There was certainly something to be said about being delivered to the front door, although she was just as glad that they had not found her before this. As it was, it seemed likely that she would be allowed to simply disappear inside the base as soon as they arrived. Otherwise, after finding her in the middle of the frozen nowhere, there would have been too much time to wonder about her, perhaps even to test her identity to greater depth than her forged idents could endure.
The base was sprawled across the icefield that filled the wide, circular depression of a valley that appeared to be the better part of fifty kilometers across, although only the tops of a few mostly-buried buildings broke through the surface of the snow in widely-scattered clumps. Very little information existed about this base, and no photographs. Lenna was not surprised to find that the largest part of the complex was actually deep underground, in the zone of constant temperatures and therefore sheltered from the deadly cold of the winter storms.

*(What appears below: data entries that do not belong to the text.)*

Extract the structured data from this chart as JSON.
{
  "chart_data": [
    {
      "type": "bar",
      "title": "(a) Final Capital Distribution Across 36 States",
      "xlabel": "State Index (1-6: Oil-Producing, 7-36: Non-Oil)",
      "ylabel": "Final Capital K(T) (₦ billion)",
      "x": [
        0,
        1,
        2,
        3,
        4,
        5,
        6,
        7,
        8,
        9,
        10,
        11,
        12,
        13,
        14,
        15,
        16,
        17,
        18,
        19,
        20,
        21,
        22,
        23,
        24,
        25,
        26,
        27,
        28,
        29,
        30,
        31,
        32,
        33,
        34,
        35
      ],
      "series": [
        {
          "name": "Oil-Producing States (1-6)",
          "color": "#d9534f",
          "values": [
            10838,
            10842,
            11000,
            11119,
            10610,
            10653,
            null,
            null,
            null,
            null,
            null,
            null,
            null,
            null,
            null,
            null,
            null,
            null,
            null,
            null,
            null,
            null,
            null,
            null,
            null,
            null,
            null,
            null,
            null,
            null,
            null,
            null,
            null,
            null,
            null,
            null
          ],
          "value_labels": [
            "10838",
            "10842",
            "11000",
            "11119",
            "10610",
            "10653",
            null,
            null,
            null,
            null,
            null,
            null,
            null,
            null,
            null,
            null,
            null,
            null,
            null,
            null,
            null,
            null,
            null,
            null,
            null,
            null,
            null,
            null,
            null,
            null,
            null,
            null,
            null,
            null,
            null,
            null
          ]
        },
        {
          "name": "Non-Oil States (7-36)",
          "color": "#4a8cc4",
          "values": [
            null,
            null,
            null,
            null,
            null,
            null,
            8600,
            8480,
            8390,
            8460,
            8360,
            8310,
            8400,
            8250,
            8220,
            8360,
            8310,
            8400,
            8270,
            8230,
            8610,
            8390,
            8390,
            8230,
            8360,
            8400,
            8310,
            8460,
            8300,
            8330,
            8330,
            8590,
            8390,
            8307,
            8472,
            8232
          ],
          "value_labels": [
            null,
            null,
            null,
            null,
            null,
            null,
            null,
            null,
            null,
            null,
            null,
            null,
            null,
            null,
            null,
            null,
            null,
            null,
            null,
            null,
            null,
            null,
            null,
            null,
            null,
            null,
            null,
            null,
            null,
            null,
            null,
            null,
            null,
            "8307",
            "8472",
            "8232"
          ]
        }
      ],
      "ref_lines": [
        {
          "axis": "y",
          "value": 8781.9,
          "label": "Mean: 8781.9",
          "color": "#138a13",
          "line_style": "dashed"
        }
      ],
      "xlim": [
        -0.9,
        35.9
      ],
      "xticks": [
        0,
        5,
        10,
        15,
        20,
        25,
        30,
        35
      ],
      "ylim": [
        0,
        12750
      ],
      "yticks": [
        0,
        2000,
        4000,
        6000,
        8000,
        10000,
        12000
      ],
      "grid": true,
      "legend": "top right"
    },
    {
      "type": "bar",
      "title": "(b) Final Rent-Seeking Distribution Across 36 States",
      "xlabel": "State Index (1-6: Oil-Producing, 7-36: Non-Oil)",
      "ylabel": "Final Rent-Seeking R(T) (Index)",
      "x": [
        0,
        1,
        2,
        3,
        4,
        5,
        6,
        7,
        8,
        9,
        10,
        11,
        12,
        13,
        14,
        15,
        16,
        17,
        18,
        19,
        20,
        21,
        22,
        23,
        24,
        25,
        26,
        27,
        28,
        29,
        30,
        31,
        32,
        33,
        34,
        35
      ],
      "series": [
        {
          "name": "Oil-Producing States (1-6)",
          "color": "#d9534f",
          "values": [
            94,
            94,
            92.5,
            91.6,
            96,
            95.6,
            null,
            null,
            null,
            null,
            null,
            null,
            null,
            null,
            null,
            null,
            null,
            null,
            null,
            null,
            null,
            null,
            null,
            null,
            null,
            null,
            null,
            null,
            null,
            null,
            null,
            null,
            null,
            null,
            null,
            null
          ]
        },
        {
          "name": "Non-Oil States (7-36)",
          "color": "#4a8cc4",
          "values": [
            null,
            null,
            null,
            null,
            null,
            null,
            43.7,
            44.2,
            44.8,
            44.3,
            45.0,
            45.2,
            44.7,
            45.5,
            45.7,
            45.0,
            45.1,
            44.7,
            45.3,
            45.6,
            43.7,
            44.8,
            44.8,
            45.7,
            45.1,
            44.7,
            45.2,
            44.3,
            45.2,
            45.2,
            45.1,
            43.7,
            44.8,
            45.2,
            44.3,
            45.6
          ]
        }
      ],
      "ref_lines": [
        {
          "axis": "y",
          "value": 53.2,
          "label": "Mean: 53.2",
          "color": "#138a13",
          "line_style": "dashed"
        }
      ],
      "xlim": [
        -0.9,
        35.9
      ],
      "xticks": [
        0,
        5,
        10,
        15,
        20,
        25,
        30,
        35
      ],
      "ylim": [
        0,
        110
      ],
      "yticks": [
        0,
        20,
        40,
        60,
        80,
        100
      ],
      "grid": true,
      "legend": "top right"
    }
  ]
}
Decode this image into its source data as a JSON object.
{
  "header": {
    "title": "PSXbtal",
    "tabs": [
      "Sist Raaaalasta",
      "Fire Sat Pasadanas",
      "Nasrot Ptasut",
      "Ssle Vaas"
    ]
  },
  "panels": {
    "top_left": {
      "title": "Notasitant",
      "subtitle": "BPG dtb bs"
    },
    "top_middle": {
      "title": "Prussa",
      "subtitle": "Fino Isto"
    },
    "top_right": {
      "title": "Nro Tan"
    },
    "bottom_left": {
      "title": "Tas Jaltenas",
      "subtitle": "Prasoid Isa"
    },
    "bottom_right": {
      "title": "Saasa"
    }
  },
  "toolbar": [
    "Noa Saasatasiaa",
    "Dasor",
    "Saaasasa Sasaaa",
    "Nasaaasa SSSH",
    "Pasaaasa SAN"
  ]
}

The tank cut a straight path across the ice to the nearest of many long, featureless buildings. The massive metal door opened at their approach, revealing a long, steep ramp descending into the depths. Lenna watched with interest as they descended beneath the relatively thin lens of ice that filled the shallow, valley floor, down within the rock itself. Even the Union knew better than to build something that might be expected to last for centuries in the ice itself, which had a disconcerting habit of moving and cracking, as well as simply accumulating and then disappearing altogether over long periods of time.
They arrived at last in a type of underground garage, where some two dozen hover tanks were parked, with empty stalls for several more. The ceiling seemed a little low, at least to Lenna. She thought that she would have felt just a little nervous in trying to guide a tank through this enclosed space, since the machines had no wheels and were obliged to float about a meter off the ground. There seemed to be about three meters of clearance over the roofs of the parked tanks. Considering how massive they were, that was cutting it just a little close.
Her own tank settled to the floor and the main hatch began to fold down, although the two soldiers remained seated in the forward cabin. The leader turned to look at her.
“This is patrol depot three,” he explained briefly. “We have to go back out on duty, so we’ll just let you out here. The tram station is through that passage on the far side of the chamber.”
“We’re on the eastern perimeter?” Lenna asked, sending Bill on through the narrow hatch.
He nodded. “This is the main complex, of course. Hangars for the supply ships and the mock wolves are on the far side of the western ridge.”
Lenna was so surprised by that unexpected lead that she almost forgot to tender the appropriate thanks and farewells as she followed Bill out the hatch. The tank rose and moved away, accelerating up the long ramp back to the surface. Lenna hardly even noticed as she walked absently across the garage toward the tram station, while Bill followed loyally behind.
Things seemed to be going about as well as she had any right to expect. First she was delivered right inside the base itself, without the need to bluff her way through security, and then she was given the lead she needed to begin her search. Apparently the vague hints were perfectly true. The Union was developing a new form of missile or automated fighter that employed highspeed artificial intelligence to outfly the Starwolves, a highly advanced variant of the old Wolfhound missiles that had been used to limited effect in the past.
“Get a move on,” Bill told her softly. “You might attract attention to yourself, shuffling about like that.”
“All right. You just keep your shell on,” Lenna answered softly. “What’s your problem? You have a short in your patience chip?”
“What do we do now?” he asked, his usual practical and unperturbed self.
“Now we establish our cover,” she said, directing Bill into the first of the two compartments of the tram. “First we turn up the personnel sections and requisition ourselves an apartment where I can leave this arctic gear, and then we begin having a look about. If things continue to… Hello!”